Not exactly. The increase was entirely driven by Democrats, 71 percent of whom now trust the media. As Gallup.com reports: “Democrats’ renewed trust in the media may be driven by the perception that it acts as a watchdog over Republican President Donald Trump.” Meanwhile, just 17 percent of Republicans trust the media not to report #FakeNews.
In other words, the media are almost entirely viewed through a partisan prism. Last year’s number was lower, but it was also more uniform across party lines. A bipartisan view that the press is broken leaves the possibility of reforms to restore trust.
But if the right’s notion that the press’s problem is a partisan one, and Democrats enforce that view by supporting partisan reporting, it will be very difficult for the media to bridge that divide.
Roy Moore. Al Franken. John Conyers. Blake Farenthold. One could argue that every year is a bad year for politicians—members of Congress consistently rank below car sellers and ad men on the list of trustworthy occupations—but 2017 has been brutal. Sexual harassment is only one part of the story. The Congressional chaos has raised questions about basic competence, while the coarsening discourse from both sides of the aisle casts doubt on their overall character.
If Steve Bannon and Sheila Jackson Lee become the poster children for the condition of American politics, 2018 will be a very bad year, indeed.
And the winner is…?
So did everyone lose in 2017? Was this truly a dark cloud without a silver lining? Well, ask yourself this: If politicians, parties and the press are all losing—who wins? The man who ran for office leading a populist charge against them all: Donald Trump.
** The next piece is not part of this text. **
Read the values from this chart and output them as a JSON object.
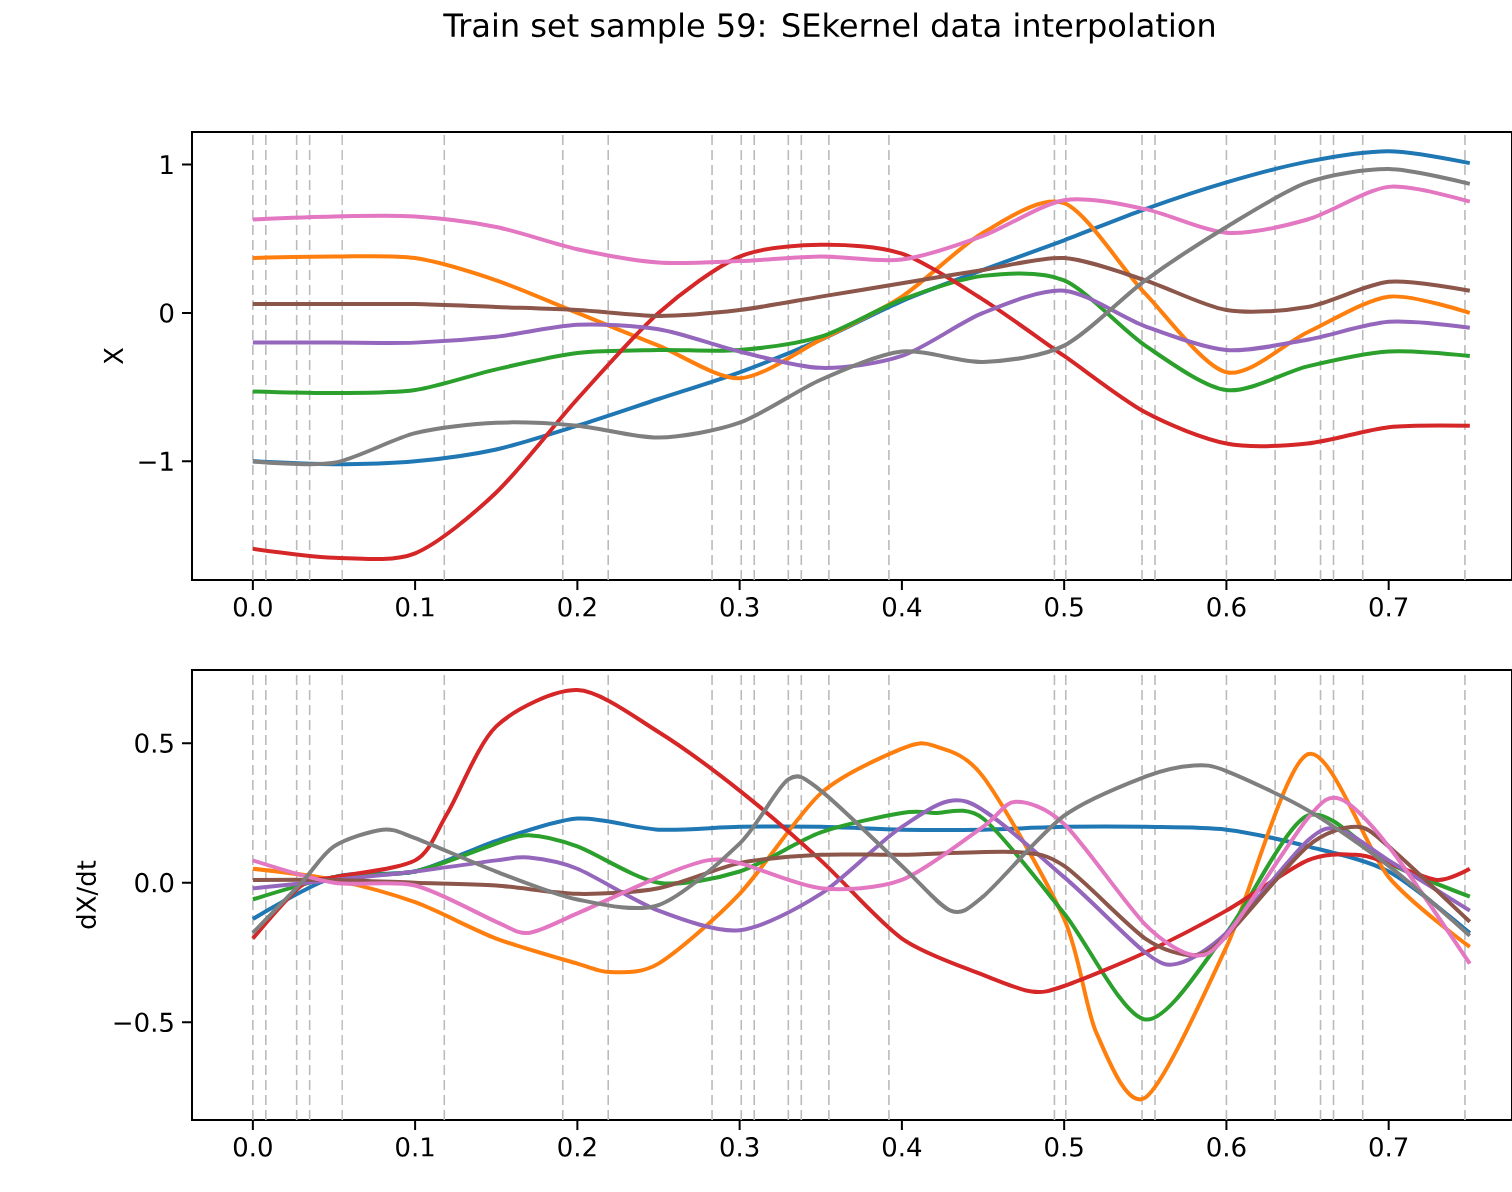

Did Donald Trump “win” 2017? That’s certainly a counter-intuitive thought given his lowest-ever-for-a-first-year-president poll numbers, the constant missteps, the #RussiaGate investigation, etc. But given the number of people who predicted he’d be out of office by now—and possibly in handcuffs—his mere survival could be counted as a win. It’s a low bar, but such are the expectations of the Trump presidency.
But there’s another case for 2017 being a win for Trump: He’s the guy who wins when everyone else is losing.
The premise of Trump’s politics is that the political establishment is too corrupt or stupid to govern. It’s time for the anti-politician, someone who will break the rules, drain the swamp, throw the bums out. And the more the elites look like “bums,” the more it bolsters Trump’s case.
As long as judges denounce Trump in political terms from behind the bench; as long as FBI agents are caught attacking Trump’s politics; as long as members of Congress discuss extreme measures like impeachment; as long as much of the media appears to be more vested in fighting against Trump rather than simply reporting on him—as long as the climate of 2017 continues, Trump “wins.”
Will the political establishment learn that lesson for 2018?